The team’s digital transformation effort “has been accelerated at breakneck pace in the past two years,” he said.
In an interview following his talk at the conference, Hrncirik said AI is helping the company’s finance team “to keep up with the almost exponential growth of Microsoft without actually growing our people to match.”
“For the time being, our big focus will be: lean in on technology, streamline inefficiencies,” he said. “As we remove inefficiencies, our people will obviously have more bandwidth.”
The push comes as Microsoft is also locked in a race with other big tech companies to dominate the AI market. Since 2023, the company has released several different Copilots, conversational chatbots that have been embedded across the software giant’s portfolio of applications and services to assist users with completing tasks.
In early 2024, the company unveiled Copilot for Finance, a feature in Microsoft 365 apps such as Excel, Outlook and Teams, introduced with the goal of making financial processes more streamlined and seamless.
Last fall, the software provider announced that it was introducing 10 new “AI agents” capable of performing workplace tasks autonomously, including two finance-related tools.
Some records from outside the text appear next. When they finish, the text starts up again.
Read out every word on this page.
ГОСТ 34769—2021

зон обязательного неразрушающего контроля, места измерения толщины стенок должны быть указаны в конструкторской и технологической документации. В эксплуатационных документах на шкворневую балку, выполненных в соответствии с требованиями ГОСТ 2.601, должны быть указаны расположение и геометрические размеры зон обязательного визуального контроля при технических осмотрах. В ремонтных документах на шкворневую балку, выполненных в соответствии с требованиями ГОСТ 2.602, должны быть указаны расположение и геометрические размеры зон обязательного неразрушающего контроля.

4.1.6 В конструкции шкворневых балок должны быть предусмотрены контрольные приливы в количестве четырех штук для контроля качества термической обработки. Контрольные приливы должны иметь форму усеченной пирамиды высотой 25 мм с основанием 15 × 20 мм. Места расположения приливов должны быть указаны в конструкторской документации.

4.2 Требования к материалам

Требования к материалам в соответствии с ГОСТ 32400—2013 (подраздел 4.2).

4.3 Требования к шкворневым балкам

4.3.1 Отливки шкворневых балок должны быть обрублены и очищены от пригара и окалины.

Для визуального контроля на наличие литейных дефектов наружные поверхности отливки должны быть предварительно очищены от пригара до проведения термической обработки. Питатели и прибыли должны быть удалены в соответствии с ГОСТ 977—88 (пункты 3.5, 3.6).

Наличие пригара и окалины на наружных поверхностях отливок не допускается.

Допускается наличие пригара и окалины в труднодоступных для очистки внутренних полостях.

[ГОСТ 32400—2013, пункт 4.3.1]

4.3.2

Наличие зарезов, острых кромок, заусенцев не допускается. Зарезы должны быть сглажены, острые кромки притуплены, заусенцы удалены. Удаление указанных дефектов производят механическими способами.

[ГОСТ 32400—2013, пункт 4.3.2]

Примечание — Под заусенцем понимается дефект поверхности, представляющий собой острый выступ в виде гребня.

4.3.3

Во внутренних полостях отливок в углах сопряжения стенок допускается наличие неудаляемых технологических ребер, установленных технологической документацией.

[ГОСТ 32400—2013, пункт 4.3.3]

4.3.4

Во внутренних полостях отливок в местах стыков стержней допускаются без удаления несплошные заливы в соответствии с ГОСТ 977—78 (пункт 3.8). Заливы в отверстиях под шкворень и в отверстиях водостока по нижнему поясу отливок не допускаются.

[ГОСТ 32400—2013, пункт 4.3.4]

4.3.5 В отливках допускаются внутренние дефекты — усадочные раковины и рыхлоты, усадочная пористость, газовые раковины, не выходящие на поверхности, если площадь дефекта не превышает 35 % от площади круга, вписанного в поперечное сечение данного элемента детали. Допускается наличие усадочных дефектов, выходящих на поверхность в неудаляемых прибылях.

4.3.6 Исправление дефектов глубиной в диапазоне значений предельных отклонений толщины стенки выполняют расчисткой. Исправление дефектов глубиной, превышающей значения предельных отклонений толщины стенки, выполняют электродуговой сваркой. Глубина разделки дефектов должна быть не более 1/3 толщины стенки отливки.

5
The company expects to spend roughly $80 billion during the current fiscal year on AI-enabled data centers to train large language models and deploy AI and cloud-based applications, Microsoft President Brad Smith said in January. The tech giant remains on track to achieve this spending goal despite a recent pullback in AI data center projects, a spokesperson told CFO Dive last month.
Meanwhile, the company is also trimming its workforce.
This month, Microsoft said it was laying off about 6,000 employees as it looks to rein in costs while funneling billions of dollars into AI initiatives, according to a Reuters report. The cuts will be across all levels and geographies and are likely the largest since Microsoft laid off 10,000 employees in 2023, the report said.
Hrncirik told CFO Dive he has no insight into whether headcount reductions at Microsoft might impact the company’s finance team.
“However, I can say that we have plenty of work to do in finance,” he said.